During this weekend’s performance, the group will perform two of Ralph Vaughan Williams’ oratorios with Jessop conducting.
"Ralph Vaughan Williams, the great English composer, was a medic in World War I. He volunteered at age 46 to go over, and saw the very worst part of the war," Jessop said. "When he returned, he wrote a composition called Sancta Civitas, or The Holy City, because it was his aspiration that it would be a new age of peace.
"About twenty years later, after it premiered, Vaughan Williams saw in Europe the rise of Adolf Hitler and the annexation of Austria, of Poland, of Belgium, of France, and he said it’s coming again, it is coming again, and he composed Dona Nobis Pacem, saying, 'It’s here, watch, be vigilant. Grant us peace, oh God,'" Jessop said.
The American Festival Chorus’ concerts this year are celebrating the commemorative events of World War I, and the great work of Ralph Vaughan Williams.

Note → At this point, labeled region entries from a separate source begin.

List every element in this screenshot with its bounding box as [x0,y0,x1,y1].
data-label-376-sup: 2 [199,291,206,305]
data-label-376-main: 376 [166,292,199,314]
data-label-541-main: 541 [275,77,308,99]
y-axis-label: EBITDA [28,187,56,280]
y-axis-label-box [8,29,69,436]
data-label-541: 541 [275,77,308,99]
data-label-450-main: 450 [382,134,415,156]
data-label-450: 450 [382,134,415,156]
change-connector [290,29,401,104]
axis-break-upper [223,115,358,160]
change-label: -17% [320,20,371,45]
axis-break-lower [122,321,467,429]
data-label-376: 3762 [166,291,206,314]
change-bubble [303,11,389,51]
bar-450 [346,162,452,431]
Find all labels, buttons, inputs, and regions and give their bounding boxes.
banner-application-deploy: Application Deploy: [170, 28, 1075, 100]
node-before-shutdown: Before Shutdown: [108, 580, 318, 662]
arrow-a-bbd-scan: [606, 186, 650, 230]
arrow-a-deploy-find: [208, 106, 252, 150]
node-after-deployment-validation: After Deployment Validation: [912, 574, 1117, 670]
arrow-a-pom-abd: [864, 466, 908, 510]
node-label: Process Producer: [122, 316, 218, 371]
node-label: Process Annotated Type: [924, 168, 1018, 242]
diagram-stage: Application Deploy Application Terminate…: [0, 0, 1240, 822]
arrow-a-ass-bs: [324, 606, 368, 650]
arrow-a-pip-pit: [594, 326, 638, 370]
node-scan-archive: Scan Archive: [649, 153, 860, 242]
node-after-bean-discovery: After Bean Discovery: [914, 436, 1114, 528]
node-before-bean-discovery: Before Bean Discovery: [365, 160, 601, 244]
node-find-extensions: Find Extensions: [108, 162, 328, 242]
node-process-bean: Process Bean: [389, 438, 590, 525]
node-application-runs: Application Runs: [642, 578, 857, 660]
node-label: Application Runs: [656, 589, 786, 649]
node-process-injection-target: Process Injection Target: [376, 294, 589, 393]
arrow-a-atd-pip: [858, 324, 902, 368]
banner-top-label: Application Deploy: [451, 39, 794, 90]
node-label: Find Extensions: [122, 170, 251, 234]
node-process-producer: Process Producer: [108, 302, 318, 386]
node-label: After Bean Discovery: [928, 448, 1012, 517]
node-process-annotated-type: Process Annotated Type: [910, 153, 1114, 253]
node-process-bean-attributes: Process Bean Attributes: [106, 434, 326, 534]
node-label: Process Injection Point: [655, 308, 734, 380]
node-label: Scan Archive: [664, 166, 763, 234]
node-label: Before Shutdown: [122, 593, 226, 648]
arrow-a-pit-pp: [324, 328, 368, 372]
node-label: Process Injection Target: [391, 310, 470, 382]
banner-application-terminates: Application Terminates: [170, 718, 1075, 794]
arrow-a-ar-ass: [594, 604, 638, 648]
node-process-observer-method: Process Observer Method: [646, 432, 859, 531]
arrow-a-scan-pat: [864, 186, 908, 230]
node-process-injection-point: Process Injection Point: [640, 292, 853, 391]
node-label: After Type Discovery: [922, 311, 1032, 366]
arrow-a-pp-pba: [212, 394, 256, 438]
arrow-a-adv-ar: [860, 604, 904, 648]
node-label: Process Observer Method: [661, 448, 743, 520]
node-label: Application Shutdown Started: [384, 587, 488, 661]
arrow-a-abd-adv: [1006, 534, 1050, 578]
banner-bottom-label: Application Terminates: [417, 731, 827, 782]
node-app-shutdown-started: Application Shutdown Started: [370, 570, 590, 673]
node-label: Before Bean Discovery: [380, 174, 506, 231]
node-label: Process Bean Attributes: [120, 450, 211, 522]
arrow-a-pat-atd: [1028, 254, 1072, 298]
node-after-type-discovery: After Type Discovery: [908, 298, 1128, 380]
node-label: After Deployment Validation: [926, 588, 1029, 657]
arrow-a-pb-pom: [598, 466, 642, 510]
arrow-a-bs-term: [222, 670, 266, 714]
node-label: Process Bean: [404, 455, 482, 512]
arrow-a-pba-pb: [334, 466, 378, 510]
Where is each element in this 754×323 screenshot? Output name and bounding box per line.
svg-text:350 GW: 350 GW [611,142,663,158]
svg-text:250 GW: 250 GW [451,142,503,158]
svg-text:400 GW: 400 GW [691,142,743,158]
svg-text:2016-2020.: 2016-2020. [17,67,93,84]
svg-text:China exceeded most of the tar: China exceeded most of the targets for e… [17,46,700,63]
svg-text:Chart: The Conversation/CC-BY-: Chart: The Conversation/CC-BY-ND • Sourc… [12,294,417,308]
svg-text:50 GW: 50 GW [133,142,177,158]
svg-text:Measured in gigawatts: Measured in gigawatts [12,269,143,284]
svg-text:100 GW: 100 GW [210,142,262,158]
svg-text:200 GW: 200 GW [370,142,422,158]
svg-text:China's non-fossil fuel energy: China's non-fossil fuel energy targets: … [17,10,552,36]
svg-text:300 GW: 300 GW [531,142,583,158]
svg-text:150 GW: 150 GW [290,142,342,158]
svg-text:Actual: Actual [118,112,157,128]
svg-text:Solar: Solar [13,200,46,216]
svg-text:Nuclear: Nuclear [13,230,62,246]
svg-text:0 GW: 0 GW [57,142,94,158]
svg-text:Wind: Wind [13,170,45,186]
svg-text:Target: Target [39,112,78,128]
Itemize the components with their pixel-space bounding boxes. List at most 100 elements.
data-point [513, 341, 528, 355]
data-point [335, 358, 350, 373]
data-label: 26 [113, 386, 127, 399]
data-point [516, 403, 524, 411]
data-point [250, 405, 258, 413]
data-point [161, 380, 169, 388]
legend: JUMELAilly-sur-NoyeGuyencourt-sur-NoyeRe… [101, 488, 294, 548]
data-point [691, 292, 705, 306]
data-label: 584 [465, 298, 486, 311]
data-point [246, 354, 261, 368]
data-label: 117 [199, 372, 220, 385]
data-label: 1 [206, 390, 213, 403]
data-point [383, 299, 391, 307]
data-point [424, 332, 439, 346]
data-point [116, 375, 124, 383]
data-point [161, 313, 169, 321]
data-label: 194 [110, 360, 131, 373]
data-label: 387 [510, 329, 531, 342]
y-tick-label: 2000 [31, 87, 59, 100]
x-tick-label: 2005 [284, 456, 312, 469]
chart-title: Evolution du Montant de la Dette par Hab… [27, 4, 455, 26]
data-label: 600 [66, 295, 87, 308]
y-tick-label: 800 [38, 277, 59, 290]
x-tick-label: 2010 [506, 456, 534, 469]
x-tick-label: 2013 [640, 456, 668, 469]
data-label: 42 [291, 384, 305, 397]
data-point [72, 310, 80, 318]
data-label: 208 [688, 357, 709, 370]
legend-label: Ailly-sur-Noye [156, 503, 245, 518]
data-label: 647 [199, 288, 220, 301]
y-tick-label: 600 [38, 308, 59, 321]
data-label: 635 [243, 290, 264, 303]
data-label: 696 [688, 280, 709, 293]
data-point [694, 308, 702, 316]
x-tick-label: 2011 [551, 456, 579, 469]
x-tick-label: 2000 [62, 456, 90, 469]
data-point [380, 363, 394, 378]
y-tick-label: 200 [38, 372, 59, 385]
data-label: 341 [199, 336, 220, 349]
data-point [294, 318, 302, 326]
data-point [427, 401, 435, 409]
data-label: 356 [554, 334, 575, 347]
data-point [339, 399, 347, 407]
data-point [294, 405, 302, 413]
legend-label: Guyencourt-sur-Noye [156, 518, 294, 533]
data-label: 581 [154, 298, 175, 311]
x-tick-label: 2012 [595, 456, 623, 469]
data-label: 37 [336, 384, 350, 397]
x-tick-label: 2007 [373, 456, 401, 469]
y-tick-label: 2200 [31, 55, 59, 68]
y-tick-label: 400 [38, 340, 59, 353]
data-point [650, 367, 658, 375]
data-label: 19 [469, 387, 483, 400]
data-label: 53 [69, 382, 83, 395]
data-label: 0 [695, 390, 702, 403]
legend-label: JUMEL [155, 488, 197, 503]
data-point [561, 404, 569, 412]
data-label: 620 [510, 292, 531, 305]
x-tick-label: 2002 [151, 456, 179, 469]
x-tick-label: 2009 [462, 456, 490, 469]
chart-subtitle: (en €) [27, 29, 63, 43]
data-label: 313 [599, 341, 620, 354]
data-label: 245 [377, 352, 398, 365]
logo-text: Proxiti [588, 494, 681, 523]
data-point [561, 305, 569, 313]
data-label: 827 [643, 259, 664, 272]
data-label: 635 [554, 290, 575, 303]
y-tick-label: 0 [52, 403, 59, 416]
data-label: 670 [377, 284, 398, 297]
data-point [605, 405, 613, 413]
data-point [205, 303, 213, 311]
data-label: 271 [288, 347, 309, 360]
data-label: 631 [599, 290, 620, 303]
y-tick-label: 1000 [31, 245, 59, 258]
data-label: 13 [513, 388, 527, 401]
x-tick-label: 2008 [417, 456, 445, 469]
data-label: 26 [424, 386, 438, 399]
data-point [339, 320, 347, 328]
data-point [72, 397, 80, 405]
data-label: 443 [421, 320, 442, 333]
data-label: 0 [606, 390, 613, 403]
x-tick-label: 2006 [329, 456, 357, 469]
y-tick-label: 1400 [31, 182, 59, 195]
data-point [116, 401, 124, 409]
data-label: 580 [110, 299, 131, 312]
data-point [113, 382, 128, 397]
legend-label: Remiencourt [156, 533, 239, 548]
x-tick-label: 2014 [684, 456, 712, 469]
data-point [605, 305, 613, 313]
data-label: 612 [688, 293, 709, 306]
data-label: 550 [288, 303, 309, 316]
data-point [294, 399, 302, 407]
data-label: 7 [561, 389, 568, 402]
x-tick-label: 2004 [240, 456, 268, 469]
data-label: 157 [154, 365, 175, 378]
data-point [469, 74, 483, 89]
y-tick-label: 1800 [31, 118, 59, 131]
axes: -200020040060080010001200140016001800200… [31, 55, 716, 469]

"It requires three choirs," Jessop said. "In addition to the American Festival Chorus and Orchestra, we’ll have the Lukes Chamber Choir from Utah County, and the Cache Children’s Choir, and the Box Elder High School Girls Chorus. It's a surroud-sound experience. Ralph Vaughan Williams invented surround sound before it was ever known."
The concert will be performed on Saturday April 7th, in Daines Concert Hall at USU at 7:30 pm. The American Festival Chorus and Orchestra will take the same concert to England, to perform at various locations, including in the Ely Cathedral on the fourth of July.